10, Carassius auratus: Longevity
Crucian carp in river fish is also a good food supplement in spring. Crucian carp is characterized by comprehensive nutrition, high sugar content and low fat, and is rich in protein, vitamins, trace elements and amino acids necessary for human body, so it is tender and not greasy. Eating crucian carp regularly can not only strengthen the body, but also help to lower blood pressure and blood lipids and make people live longer. Maternal consumption of crucian carp can not only increase nutrition, but also effectively promote lactation.
1 1, cuttlefish: clearing stomach and removing heat.
Cuttlefish, also known as squid, has the functions of nourishing liver and kidney, nourishing qi and blood, clearing stomach and removing heat, nourishing blood and improving eyesight, dredging menstruation and preventing miscarriage, promoting delivery, stopping bleeding and promoting lactation.
12, snakehead: tonifying liver and kidney
The snakehead has the effects of invigorating spleen, promoting diuresis, removing blood stasis, promoting tissue regeneration, clearing away heat and expelling wind, and tonifying liver and kidney. Black fish is cold and sweet, belonging to the spleen and stomach meridian; Treating five hemorrhoids, treating damp arthralgia and facial edema, can "tonify the heart and nourish yin, clear kidney water, drain water and seep dampness, detoxify and clear heat".
13, mussel: abalone in the river
Early spring is a good time to eat mussels.
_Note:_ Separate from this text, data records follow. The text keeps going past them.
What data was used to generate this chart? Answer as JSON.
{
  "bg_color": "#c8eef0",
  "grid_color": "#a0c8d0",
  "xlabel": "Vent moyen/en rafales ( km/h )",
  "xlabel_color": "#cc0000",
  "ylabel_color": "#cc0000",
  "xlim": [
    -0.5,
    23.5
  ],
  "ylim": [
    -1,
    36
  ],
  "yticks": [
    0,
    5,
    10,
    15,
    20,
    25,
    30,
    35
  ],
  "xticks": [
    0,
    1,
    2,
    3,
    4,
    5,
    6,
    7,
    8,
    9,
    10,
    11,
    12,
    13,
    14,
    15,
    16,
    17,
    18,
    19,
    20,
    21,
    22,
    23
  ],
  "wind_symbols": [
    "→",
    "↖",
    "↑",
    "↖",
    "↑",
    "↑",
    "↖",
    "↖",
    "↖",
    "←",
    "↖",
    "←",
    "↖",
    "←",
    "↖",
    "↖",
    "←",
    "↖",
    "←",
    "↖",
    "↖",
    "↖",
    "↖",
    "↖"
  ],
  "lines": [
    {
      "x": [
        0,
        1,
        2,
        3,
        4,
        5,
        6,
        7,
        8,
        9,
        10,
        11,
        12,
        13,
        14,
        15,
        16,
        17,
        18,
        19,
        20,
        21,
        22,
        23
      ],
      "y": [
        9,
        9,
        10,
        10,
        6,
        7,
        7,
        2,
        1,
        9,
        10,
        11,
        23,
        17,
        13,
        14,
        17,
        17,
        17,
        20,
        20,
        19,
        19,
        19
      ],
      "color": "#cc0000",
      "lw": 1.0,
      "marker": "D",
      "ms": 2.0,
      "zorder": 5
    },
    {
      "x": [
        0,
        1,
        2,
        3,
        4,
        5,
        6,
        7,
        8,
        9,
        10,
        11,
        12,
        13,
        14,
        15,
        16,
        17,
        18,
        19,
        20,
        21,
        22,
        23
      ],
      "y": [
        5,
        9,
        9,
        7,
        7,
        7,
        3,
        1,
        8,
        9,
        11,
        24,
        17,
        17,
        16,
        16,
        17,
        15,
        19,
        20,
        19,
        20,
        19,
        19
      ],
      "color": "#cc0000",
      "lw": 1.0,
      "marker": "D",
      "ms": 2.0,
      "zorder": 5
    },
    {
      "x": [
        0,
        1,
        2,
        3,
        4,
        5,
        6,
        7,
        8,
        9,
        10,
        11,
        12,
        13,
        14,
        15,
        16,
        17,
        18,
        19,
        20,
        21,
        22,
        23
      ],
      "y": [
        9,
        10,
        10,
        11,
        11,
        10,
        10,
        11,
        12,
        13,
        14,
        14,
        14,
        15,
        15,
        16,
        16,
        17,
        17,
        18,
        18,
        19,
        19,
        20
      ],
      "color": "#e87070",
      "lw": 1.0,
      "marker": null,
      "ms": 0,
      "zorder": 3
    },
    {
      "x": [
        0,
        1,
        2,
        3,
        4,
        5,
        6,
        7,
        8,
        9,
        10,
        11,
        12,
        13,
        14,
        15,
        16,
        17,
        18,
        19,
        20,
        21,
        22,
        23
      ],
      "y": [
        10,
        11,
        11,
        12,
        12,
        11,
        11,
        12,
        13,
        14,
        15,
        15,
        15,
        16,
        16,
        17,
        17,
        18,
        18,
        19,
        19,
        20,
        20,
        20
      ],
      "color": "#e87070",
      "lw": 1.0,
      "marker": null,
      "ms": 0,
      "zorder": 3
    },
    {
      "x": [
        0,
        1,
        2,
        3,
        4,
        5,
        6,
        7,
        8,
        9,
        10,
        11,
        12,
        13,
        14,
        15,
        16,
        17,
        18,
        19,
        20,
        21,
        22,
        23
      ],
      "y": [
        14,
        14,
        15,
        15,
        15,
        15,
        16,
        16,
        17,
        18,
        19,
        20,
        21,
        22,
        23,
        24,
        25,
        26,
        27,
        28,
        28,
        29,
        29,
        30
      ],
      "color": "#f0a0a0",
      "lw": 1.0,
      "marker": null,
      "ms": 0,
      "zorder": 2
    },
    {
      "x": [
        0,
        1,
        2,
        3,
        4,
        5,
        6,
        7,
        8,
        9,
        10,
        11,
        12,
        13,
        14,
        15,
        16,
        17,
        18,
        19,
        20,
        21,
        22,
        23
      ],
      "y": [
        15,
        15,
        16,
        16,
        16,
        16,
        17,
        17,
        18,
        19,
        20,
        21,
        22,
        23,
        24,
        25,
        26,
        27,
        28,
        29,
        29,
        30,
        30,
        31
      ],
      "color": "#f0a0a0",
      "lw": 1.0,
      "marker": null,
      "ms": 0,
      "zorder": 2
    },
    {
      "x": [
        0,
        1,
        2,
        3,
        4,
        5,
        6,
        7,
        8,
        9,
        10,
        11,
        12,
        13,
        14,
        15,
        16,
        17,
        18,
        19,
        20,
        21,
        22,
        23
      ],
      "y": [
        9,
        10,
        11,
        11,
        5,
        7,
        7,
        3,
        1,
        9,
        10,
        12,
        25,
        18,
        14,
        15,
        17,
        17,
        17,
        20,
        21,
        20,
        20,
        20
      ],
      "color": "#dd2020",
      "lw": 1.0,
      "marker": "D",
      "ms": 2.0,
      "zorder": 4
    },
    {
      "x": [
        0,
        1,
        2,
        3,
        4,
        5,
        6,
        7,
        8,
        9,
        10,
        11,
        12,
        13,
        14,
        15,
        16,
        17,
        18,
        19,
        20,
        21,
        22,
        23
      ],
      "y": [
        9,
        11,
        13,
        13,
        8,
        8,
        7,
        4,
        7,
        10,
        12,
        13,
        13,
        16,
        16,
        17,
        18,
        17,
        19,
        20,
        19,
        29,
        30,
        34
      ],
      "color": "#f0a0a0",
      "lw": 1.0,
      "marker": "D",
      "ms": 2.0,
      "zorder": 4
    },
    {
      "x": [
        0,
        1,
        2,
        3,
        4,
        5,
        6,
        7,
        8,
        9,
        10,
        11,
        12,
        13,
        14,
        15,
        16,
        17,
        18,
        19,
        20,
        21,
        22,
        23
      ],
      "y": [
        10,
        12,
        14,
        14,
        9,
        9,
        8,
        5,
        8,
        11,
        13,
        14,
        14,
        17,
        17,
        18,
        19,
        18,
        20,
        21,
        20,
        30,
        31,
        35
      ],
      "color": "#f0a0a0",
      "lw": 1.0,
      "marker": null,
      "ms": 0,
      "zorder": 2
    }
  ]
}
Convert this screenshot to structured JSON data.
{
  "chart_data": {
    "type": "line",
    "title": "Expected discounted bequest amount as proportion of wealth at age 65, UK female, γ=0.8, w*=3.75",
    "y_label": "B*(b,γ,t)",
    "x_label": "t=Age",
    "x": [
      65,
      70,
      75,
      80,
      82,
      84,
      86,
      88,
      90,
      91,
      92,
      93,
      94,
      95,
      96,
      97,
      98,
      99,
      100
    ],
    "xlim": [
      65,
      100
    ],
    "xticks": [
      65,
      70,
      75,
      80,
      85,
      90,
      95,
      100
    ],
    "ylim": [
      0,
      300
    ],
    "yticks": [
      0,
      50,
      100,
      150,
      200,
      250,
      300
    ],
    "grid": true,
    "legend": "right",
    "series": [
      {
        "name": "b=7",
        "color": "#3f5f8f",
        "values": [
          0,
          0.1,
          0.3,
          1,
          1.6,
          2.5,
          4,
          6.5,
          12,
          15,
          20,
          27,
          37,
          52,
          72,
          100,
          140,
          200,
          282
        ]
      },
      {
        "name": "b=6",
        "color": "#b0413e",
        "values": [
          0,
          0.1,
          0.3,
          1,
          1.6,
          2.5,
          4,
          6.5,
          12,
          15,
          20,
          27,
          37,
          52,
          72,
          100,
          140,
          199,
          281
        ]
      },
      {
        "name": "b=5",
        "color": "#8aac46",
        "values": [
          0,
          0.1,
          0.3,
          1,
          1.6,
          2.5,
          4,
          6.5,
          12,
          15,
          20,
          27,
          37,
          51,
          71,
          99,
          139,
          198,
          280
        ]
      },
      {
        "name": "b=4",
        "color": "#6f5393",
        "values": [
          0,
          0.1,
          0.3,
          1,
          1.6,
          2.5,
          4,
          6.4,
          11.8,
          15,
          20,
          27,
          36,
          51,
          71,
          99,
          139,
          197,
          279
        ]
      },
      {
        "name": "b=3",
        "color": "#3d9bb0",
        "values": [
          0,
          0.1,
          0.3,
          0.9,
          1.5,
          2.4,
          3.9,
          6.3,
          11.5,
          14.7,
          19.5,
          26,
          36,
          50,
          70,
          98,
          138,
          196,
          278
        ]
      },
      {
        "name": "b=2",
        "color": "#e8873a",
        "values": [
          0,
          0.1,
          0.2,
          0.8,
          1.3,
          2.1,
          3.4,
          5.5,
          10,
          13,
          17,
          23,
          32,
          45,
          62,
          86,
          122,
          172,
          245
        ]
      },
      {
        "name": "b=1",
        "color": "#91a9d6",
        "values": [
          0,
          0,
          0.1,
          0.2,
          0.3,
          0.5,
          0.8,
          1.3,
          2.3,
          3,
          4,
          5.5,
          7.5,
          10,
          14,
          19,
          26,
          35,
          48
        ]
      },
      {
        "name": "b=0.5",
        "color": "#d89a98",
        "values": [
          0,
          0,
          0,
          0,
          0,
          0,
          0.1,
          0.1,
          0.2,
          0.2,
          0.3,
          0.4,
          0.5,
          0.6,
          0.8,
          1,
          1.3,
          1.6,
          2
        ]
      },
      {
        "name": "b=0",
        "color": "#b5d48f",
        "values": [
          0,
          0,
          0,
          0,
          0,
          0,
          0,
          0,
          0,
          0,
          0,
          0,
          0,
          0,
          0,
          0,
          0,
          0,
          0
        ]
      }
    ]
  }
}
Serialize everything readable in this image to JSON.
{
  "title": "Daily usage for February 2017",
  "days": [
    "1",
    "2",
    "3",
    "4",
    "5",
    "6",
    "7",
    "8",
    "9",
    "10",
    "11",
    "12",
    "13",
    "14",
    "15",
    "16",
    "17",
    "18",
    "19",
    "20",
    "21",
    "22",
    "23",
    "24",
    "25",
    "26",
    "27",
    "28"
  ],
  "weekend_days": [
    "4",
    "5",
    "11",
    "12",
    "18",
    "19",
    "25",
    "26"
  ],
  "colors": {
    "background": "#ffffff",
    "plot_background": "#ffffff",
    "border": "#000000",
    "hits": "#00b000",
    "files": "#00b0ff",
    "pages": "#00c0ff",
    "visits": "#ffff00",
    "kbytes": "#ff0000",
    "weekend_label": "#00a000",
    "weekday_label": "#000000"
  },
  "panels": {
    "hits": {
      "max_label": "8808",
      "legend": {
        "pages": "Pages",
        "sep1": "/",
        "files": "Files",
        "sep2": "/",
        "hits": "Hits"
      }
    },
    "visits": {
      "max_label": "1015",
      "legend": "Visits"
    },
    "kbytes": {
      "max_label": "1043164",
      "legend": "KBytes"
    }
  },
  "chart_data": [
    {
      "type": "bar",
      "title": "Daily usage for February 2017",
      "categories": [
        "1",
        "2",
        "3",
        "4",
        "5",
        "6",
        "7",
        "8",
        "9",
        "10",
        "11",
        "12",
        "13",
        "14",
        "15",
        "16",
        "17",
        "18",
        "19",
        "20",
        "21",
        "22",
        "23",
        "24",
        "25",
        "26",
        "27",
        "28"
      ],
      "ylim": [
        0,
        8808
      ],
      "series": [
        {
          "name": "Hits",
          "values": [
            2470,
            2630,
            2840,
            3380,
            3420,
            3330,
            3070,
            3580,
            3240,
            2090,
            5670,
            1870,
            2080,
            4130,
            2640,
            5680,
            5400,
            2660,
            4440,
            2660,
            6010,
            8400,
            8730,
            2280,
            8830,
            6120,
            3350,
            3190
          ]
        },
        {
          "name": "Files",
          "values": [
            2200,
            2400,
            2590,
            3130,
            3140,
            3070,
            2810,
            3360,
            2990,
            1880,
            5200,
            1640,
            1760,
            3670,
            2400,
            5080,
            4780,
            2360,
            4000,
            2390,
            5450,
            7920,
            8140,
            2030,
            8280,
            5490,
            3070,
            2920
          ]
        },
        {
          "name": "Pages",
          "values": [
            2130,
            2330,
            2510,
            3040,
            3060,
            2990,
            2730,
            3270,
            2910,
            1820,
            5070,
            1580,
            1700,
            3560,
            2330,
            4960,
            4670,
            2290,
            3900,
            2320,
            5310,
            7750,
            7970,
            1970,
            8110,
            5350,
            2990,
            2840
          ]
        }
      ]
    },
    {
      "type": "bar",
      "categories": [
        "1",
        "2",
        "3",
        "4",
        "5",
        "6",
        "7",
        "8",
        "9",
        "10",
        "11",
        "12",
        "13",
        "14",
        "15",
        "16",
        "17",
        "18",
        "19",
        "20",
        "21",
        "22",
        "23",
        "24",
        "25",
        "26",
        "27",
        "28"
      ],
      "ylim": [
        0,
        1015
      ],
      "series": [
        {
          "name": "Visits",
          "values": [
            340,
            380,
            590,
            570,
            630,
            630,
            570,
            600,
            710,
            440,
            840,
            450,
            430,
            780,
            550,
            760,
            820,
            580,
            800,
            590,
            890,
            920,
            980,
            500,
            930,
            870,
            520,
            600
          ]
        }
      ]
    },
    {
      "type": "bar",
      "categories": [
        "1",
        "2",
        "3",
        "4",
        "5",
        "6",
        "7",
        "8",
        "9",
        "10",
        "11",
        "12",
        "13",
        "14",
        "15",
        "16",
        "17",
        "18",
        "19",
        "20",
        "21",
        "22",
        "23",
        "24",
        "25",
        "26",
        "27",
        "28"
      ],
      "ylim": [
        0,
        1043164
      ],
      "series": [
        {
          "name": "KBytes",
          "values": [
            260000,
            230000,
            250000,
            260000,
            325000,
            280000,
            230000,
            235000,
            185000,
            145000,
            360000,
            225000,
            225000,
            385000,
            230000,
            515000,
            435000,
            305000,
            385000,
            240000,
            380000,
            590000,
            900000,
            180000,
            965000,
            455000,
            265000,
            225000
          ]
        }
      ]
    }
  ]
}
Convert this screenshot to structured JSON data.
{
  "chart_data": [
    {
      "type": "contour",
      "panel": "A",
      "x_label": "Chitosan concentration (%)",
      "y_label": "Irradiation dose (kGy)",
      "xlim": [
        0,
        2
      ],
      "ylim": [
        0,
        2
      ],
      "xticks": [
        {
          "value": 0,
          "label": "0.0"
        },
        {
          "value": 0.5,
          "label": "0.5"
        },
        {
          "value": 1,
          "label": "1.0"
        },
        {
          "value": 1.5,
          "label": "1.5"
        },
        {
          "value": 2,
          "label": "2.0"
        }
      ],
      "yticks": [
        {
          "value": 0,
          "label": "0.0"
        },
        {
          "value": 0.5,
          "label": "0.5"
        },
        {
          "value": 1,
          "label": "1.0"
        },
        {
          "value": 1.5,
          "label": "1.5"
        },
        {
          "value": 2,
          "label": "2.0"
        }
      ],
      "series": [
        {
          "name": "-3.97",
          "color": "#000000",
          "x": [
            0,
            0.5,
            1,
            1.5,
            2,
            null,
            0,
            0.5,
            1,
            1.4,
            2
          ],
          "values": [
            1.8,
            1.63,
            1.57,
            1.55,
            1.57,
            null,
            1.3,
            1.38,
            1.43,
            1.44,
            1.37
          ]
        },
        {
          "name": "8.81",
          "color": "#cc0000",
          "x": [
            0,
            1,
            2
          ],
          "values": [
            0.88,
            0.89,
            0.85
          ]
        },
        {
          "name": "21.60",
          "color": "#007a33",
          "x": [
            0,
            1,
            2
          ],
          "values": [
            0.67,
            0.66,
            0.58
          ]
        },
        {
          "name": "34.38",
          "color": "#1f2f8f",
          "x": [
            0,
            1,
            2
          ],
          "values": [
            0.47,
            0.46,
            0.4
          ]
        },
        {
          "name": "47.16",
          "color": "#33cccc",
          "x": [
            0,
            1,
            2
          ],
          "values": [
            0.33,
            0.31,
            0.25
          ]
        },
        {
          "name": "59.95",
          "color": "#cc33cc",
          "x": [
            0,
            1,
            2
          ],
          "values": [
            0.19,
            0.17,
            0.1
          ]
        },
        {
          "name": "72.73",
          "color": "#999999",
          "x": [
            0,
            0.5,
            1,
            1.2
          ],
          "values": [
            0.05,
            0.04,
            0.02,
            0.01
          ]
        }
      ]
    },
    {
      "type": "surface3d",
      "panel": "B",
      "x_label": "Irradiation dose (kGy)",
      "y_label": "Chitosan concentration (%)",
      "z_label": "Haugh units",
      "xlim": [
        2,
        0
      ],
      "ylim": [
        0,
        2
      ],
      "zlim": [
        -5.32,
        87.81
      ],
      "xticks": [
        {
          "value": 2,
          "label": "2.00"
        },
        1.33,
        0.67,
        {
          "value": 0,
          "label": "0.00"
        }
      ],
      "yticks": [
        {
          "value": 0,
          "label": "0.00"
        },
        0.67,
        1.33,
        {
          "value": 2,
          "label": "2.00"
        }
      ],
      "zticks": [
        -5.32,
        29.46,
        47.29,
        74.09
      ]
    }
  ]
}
Because the river is cold at this time and the leeches in the water are not active, it can be said that the mussels at this time are the cleanest and have the best meat quality. Has the effects of clearing away heat and toxic materials, nourishing yin and improving eyesight. No wonder the old people often say that "drinking a bowl of light vegetable soup in spring will keep the prickly heat from getting sore".